RESEARCH ON STATIC MECHANICAL PROPERTIES AND MICROSTRUCTURE OF COMPOSITE RUBBER CEMENT MORTAR BASED ON ORTHOGONAL EXPERIMENTS

Abstract

An L16 (4×4) orthogonal experiment was conducted to investigate the effect of rubber particle size, rubber content, fly ash content, and silica fume content on the fluidity and mechanical properties of composite rubber mortar, and the corresponding mechanisms were explored. The results indicated that silica fume exhibited the dominant influence on the fluidity of composite rubber mortar, while the rubber content demonstrated the most significant impact on the compressive strength, flexural strength, and flexural-compression ratio of rubber mortar. As the curing age increased, the reinforcing effect of fly ash and silica fume on the compressive and flexural strength of composite rubber mortar became more pronounced, indicating that an appropriate amount of fly ash and silica fume exerted a positive synergistic effect on the mechanical strength of composite rubber mortar. Furthermore, both fly ash and silica fume can improve the weak interfacial transition zone (ITZ) caused by rubber incorporation. This improvement leads to a denser pore structure in the composite rubber mortar.
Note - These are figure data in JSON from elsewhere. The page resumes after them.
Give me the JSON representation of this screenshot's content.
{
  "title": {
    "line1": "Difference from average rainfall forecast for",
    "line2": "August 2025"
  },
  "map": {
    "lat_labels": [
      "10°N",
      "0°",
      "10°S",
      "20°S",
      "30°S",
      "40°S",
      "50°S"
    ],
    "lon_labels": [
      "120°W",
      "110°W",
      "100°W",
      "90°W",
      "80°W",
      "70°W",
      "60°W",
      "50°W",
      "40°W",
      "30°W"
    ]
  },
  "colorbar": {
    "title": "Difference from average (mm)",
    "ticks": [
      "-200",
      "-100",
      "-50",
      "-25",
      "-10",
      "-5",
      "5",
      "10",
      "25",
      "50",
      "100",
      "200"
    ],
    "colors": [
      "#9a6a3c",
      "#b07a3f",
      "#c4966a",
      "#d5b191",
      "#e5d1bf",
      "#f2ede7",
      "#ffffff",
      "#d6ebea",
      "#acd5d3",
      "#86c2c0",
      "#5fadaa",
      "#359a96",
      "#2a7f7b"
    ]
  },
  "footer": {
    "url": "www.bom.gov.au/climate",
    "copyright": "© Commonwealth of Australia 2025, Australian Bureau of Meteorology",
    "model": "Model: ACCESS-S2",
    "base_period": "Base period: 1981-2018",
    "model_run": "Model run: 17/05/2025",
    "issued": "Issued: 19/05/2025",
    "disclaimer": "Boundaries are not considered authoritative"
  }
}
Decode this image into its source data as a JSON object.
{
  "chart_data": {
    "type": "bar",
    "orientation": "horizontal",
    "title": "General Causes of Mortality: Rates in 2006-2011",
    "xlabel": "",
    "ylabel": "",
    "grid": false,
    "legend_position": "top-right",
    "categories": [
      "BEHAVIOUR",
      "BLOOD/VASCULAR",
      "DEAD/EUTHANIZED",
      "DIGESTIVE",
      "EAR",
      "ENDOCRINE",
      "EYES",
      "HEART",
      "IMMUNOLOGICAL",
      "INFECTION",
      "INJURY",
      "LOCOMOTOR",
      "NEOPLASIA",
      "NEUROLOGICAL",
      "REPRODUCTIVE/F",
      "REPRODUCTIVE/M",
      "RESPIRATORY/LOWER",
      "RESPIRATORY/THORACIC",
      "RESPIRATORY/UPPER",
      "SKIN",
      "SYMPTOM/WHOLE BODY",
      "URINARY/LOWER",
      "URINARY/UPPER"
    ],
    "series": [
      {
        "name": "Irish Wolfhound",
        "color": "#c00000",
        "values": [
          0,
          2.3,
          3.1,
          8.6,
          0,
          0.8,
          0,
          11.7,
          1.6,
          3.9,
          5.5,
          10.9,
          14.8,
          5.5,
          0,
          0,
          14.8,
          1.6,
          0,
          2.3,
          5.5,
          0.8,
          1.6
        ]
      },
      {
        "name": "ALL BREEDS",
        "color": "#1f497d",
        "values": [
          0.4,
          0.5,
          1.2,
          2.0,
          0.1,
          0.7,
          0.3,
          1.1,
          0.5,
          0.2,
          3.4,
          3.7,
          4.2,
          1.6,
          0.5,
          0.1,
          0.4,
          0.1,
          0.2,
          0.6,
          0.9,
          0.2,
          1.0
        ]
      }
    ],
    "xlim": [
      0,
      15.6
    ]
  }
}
As a result, the enhanced mechanical properties significantly reduce the strength loss induced by rubber. Through orthogonal experimental analysis, the optimal combination A1B1C4D2 was identified, corresponding to a rubber particle size of 150 mesh, rubber content of 5%, fly ash content of 20%, and silica fume content of 5%. This specific formulation demonstrated the most favorable comprehensive performance characteristics for the composite rubberized mortar.